Это было записано на Валерия как кощунство, хотя единственное, чего он добивался, – это отличия памятников друг от друга.
Легко заметить, что отношение людей одной профессии друг к другу ироническое, с подковырками, особенно в искусстве. Поэт, например, чаще дружен с прозаиком, нежели с поэтом, художник скорее пойдет на исповедь к режиссеру, чем к художнику, и т. д. Чем же еще мог я объяснить, что Валерий все эти годы был дружен со мной, простым школьным учителем, слепнущим над сотнями сочинений? Сидение над ними Валерий называл: «Тетрадей кучу разрывая, нашел ли ты жемчужное зерно?»

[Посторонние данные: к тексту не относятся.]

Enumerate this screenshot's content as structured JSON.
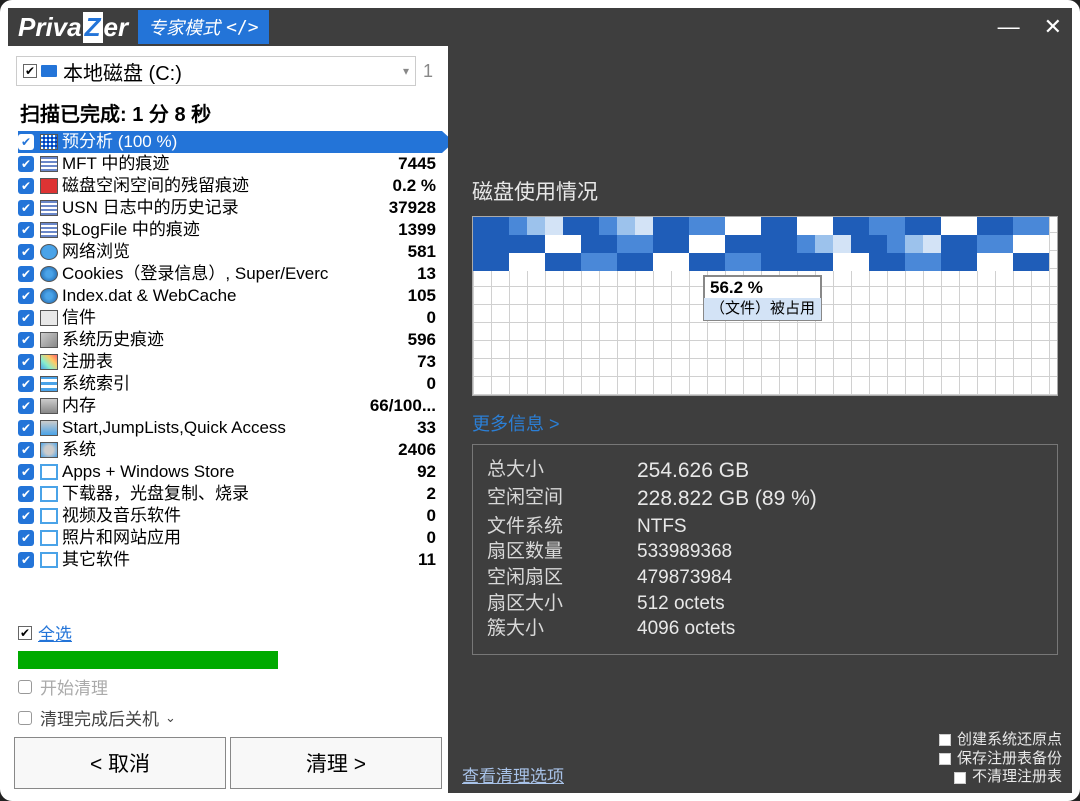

Об очередной победе он сообщал немедленно: «О, говорила она, милый Валера, мне ничего от вас не надо. Да и мне тоже, отвечал я, но вы – женщина, я – мужчина, следовательно, мы обречены». Потом садился, брал гитару (он и гитарой владел) и озорно пел: «Мне она отдалась до последнего дня и, забыл чем, клялась, что не разлюбит меля…»
– Разлюбит, – тут же говорил он. – Уйдет к летчику.
И почему это они вое любят летчиков? Вот я заметил, когда видят мое охлаждение и пытаются вернуть, начинают угрожать, что давно звонит летчик.
– Профессия такая. Небо, риск.
– А у нас без крови, без нервов разве что дается? Эх, видели бы процесс мучений, а не конечный результат. Но ведь и я каков Кирджали – на шаг никого не подпущу, пока работаю.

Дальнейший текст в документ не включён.